Le véhicule s’immobilisa à hauteur de l’interphone. Jean se recroquevilla davantage derrière le buisson qui le dissimulait et prit soin de ne pas se trouver dans la lueur des phares – il n’avait pas échappé à ses geôliers pour se faire attraper sitôt sorti du bâtiment ! Il croisa ensuite les doigts. S’il parvenait à se faufiler derrière l’automobile pendant qu’elle entrait dans l’enceinte sans être aperçu par son conducteur, il avait une chance de s’en tirer…

Un sourire fleurit ses lèvres. Il n’avait omis aucun détail : la tenue imposée par ses gardes ôtée, il avait enfilé des vêtements sombres pour se fondre dans la nuit, et ses poches débordaient des collations qu’ils avaient subtilisées. Comme l’affirmait son voisin à son père dès que celui-ci se désolait de ses inventions, il était un gamin astucieux. Ne lui restait qu’à se montrer rapide.

La barrière électrique commença à s’ouvrir. Fébrile, Jean retint sa respiration. L’heure de tester sa bonne fortune était imminente. Il cligna des yeux. Son être débordait d’appréhension. Il savait qu’il n’aurait pas d’autre occasion de s’enfuir ; si on l’attrapait, sa surveillance deviendrait plus étroite.
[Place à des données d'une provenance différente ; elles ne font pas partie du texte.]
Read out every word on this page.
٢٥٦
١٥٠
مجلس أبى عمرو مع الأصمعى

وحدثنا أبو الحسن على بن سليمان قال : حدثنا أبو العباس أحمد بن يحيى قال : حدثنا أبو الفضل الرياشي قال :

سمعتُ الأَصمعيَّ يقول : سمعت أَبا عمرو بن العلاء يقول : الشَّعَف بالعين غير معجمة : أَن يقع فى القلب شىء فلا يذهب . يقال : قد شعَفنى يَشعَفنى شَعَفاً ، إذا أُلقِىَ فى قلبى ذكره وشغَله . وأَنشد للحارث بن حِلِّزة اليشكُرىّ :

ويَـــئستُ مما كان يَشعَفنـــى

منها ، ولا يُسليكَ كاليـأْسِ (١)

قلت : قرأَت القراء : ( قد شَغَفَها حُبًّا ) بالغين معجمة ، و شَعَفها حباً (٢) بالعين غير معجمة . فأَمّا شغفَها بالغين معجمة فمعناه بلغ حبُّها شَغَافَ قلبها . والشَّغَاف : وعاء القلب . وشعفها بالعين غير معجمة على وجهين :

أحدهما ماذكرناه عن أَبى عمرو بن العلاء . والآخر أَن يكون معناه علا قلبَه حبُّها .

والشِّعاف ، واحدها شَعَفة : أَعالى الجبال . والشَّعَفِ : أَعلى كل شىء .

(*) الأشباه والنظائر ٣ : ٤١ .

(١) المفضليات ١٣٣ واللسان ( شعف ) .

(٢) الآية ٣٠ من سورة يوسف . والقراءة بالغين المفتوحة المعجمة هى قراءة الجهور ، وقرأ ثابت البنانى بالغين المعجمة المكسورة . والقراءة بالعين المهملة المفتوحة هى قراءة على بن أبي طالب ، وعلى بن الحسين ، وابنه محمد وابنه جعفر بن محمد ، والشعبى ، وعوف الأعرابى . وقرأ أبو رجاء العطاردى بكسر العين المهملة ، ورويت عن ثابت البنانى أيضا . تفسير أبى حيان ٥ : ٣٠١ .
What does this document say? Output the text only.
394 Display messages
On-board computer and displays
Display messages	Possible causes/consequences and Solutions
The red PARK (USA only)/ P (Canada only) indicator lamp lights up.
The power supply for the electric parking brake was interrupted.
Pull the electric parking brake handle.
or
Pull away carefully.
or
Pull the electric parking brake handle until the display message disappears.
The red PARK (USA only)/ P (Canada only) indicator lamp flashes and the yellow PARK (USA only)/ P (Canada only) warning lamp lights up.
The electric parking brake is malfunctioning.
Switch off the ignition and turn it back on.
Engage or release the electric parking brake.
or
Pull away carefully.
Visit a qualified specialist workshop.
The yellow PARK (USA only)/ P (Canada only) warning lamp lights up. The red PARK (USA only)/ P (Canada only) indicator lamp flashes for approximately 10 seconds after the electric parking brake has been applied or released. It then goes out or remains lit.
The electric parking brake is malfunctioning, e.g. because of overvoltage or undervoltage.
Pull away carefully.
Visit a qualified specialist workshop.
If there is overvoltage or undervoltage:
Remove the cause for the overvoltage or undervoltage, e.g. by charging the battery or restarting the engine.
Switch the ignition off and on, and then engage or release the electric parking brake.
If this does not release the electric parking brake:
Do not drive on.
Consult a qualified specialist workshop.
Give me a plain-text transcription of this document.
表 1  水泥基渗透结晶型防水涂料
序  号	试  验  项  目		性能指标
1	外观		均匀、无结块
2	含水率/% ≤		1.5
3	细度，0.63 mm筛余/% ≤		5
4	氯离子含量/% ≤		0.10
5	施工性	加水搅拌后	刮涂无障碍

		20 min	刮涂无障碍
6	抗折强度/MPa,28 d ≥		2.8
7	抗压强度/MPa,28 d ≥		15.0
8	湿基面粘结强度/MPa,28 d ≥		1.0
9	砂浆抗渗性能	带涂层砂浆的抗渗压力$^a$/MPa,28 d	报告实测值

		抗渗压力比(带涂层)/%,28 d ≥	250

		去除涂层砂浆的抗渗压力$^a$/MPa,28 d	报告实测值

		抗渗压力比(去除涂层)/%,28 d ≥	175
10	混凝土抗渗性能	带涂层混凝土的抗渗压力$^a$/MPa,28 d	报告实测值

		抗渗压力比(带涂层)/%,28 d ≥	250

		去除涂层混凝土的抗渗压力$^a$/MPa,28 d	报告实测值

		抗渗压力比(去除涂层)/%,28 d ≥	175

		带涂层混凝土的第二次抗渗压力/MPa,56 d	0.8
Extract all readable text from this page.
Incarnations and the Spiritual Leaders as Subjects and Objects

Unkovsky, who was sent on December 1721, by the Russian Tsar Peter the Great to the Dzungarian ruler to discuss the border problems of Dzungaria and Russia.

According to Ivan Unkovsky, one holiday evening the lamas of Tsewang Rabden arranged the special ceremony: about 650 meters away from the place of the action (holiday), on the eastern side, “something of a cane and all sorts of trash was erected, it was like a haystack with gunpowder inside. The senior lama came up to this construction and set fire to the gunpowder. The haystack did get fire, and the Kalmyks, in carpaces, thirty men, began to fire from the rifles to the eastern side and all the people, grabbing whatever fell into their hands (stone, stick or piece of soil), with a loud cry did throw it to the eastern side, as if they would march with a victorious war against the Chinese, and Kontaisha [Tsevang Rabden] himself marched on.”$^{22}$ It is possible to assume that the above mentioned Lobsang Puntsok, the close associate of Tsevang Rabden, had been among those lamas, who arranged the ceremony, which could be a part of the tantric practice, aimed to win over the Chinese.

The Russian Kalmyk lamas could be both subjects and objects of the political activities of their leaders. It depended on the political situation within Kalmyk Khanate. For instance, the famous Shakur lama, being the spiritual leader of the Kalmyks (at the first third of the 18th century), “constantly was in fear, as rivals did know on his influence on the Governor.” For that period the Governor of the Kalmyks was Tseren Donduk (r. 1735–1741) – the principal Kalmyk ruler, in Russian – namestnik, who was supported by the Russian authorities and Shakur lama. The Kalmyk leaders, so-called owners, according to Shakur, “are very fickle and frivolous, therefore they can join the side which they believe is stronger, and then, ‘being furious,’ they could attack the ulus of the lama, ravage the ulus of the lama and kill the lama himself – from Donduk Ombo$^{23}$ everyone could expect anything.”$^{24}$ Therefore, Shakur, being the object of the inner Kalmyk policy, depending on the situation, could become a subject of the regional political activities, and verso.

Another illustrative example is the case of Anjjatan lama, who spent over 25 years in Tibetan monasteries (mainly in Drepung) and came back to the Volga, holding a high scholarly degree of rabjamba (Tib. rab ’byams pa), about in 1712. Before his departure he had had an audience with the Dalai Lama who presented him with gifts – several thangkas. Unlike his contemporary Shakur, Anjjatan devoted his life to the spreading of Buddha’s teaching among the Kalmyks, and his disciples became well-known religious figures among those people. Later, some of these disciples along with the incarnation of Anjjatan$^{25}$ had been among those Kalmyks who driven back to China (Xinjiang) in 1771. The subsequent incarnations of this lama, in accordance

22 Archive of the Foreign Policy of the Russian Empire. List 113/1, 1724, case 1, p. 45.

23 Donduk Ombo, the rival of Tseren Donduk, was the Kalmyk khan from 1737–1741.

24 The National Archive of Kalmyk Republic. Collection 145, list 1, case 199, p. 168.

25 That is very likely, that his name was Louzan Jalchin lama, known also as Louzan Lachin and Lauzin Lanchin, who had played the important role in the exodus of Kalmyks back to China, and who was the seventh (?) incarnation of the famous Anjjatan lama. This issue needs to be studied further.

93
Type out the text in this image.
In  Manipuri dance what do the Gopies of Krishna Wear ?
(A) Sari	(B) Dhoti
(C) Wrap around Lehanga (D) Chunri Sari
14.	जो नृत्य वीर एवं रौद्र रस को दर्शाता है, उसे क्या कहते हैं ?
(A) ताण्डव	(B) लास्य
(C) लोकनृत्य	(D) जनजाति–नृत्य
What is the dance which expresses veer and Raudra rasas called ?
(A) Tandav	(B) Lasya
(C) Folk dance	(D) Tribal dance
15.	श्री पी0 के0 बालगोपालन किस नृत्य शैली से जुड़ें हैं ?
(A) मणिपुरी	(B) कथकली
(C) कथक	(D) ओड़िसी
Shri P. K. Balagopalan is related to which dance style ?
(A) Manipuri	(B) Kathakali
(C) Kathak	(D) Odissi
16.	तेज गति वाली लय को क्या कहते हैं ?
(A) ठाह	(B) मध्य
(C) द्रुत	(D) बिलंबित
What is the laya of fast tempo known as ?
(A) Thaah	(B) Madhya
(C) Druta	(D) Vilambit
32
Le moteur ronronna, puis le chauffeur s’engagea dans l’allée. Jean s’aplatit au sol afin d’être dans son angle mort, l’observa passer devant lui à une vitesse d’escargot, et se redressa en inspirant un grand coup. Un cliquetis métallique lui apprit que sa porte de sortie serait bientôt fermée. Il bondit hors de sa cachette. Il franchit la courte distance qui le séparait de sa liberté et s’engouffra entre le mur et les barreaux juste avant qu’ils ne se rejoignent. Essoufflé, le cœur battant la chamade, il s’appuya contre la brique, puis expira. Réussi… il avait réussi ! Il contint un rire de joie. Le plus dur était accompli, désormais.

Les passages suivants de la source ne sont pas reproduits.